Das deutsche Parlament hat die Einführung eines bundesweiten Mindestlohns von 8,50 € pro Stunde beschlossen, nachdem es Monate mit hitzigen Debatten unter Politikern und Unternehmen verbracht hat. Das Gesetz ist ein Reform-Flaggschiff der Sozialdemokraten (SPD), für die es eine Bedingung zur Schaffung einer “großen Koalition” mit Bundeskanzlerin Angela Merkels Konservative im vergangenen Jahr darstellt. Die SPD argumentierte mit der Notwendigkeit eines formellen Mindestlohns, da sich die soziale Kluft zu den Beschäftigten in Vollzeitarbeitsplätze weiter ausbreitet. Die Gegner sagen, der Lohn könnte Arbeitsplätze bei kleinen Unternehmen bedrohen, vor allem in der ehemaligen DDR, wo die Löhne niedriger sind. Im Gespräch mit konservativen Wirtschaftsführern und Politikern nach der Abstimmung bezeichnete Dr. Merkel den Mindestlohn und die Rentenreform als “schmerzhafte Kompromisse” mit der SPD.

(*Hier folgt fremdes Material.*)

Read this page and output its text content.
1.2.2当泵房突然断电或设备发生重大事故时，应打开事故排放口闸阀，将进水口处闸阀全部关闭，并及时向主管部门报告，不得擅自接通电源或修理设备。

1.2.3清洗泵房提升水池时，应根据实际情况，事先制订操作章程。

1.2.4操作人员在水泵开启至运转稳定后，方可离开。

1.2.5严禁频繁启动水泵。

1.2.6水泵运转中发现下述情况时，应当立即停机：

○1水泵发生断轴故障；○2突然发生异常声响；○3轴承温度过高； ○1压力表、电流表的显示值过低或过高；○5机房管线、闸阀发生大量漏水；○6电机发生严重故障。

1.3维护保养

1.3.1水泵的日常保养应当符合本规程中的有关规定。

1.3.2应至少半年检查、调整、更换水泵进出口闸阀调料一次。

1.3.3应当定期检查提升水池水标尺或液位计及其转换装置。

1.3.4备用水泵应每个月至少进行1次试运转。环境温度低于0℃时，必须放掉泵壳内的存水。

Für die deutsche Industrie sei der Mindestlohn kein zentrales Thema, so die Bundeskanzlerin. Anders als die meisten EU-Länder hat Deutschland teilweise einen Mindestlohn, weil sie als politische Einmischung in die Lohnverhandlungen zwischen Gewerkschaften und Arbeitgebern galten. Deutschland war eines von sieben EU-Nationen ohne einen Mindestlohn. Großbritannien erhöht seine Mindestlöhne in diesem Jahr um 6,50 £ (8,19 €) pro Stunde, um den Rückgang der realen Werte während der Rezession anzupassen.

Trotz der Argumente gegen die Einrichtung stand die öffentliche Meinung überwiegend hinter der Idee eines Mindestlohns. Laut einer Umfrage in dieser Woche sprachen sich neun von zehn Deutschen dafür aus.